I'm trying to prove the next thm,
(denoted in https://crypto.stanford.edu/pbc/notes/elliptic/divisor.html):
Rational functions with a given divisor are unique up to a constant.
Rational functions with a given divisor are unique up to a constant. Here, divisor of a rational function is formal sum of the order of function at a point times the point.
My attempt: Given that h(x,y),g(x,y) rational functions over eliptic curve, $y^2=f(x)=ax^3+bx+c$
s.t $<h>$=$<g>$, we get that $<\frac{h}{g}>=0$. Denote $\frac{h}{g}=p(x,y)$, which holds canonical represntation as rational function ,say $p(x,y)=a(x)+b(x)y$- with no zeroes and no poles. Similarly, $\overline{p}=a(x)-b(x)y$ has no poles and no roots. We get that $|p|=p*\overline{p}$ , has no root or poles. Now, as a function of x , I would like to say that it must be constant. However, Most of time we work over finite fields, which cannot be algebric closed: (if there are n points, then the polynomial $p(x)=\prod(x-a_i) -1$ has no root)- so I'm stuck about why such function must be constant.

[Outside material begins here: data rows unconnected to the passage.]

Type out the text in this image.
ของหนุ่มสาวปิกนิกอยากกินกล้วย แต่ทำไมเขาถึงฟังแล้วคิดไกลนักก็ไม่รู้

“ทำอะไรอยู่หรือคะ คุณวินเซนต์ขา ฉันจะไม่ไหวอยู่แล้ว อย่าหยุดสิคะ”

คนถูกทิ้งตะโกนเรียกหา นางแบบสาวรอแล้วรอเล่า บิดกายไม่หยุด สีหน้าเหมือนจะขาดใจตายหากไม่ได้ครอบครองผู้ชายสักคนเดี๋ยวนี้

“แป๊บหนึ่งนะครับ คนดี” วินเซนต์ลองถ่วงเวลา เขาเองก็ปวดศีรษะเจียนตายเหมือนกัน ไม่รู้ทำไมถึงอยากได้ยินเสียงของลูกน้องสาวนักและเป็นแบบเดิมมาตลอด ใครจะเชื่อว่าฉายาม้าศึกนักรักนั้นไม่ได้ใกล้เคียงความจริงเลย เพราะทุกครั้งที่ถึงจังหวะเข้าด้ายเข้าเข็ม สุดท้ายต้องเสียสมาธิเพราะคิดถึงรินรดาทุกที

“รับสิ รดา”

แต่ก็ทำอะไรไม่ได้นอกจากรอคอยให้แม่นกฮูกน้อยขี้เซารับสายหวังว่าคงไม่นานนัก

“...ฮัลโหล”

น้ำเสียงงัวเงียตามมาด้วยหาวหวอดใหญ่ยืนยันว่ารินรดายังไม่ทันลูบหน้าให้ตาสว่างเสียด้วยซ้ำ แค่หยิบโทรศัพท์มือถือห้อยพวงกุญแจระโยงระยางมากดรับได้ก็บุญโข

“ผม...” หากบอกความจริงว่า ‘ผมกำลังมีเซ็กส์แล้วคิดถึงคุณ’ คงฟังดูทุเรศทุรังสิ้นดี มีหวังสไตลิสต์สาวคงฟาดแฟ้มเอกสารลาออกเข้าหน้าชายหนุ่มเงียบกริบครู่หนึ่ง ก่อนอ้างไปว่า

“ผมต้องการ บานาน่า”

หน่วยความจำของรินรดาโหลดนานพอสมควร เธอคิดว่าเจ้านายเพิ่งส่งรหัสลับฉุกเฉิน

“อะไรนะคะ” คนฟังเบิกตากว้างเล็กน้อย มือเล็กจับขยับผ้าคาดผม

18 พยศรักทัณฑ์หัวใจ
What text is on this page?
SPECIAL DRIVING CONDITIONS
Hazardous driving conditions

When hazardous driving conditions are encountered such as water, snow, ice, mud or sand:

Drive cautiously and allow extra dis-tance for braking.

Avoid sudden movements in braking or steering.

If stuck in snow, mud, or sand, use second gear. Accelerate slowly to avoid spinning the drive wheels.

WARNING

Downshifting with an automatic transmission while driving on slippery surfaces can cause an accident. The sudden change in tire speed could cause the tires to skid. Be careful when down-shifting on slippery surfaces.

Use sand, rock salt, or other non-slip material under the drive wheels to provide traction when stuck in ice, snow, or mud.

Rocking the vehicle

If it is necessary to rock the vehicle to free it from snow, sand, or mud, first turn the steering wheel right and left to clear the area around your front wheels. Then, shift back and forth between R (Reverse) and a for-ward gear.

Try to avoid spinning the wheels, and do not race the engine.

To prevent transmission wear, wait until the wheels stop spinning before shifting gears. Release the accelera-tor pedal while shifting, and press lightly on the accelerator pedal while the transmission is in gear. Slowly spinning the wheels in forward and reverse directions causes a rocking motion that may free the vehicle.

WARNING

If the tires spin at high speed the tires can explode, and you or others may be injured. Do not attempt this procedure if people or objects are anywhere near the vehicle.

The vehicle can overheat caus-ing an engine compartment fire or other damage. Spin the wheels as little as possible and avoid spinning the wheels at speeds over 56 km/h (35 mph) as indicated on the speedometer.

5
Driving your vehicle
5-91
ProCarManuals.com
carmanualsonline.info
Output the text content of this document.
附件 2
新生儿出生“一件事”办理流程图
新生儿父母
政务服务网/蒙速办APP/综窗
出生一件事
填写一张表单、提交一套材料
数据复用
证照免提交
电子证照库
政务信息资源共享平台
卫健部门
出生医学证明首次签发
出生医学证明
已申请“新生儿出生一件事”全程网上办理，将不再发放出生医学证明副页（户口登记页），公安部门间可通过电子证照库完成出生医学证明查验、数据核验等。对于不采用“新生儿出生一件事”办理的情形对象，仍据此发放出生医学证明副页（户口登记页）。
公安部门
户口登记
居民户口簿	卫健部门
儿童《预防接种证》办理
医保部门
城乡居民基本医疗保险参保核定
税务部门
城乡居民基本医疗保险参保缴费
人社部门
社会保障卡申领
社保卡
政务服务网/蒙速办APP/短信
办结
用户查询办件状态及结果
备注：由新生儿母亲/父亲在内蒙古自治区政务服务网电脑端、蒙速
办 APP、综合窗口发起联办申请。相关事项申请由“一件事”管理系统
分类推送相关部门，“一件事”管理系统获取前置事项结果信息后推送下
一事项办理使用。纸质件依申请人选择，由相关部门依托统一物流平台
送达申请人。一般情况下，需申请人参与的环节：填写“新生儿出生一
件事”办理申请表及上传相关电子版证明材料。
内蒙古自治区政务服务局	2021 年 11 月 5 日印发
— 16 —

The claim that "Rational functions with a given divisor are unique up to a constant." only makes sense over an algebraically closed field. Otherwise, you could have a rational function such as $f(x) = \frac{x^2+1}{x^2+2}$ over $\mathbb{R}$, which has no zeros or poles over $\mathbb{R}$ but is not constant.
When working over a finite field, one would normally take the algebraic closure of the finite field for divisor calculation purposes. (An alternative but more complicated option is to use scheme theory to allow your "divisors" to have support in the inertial primes.)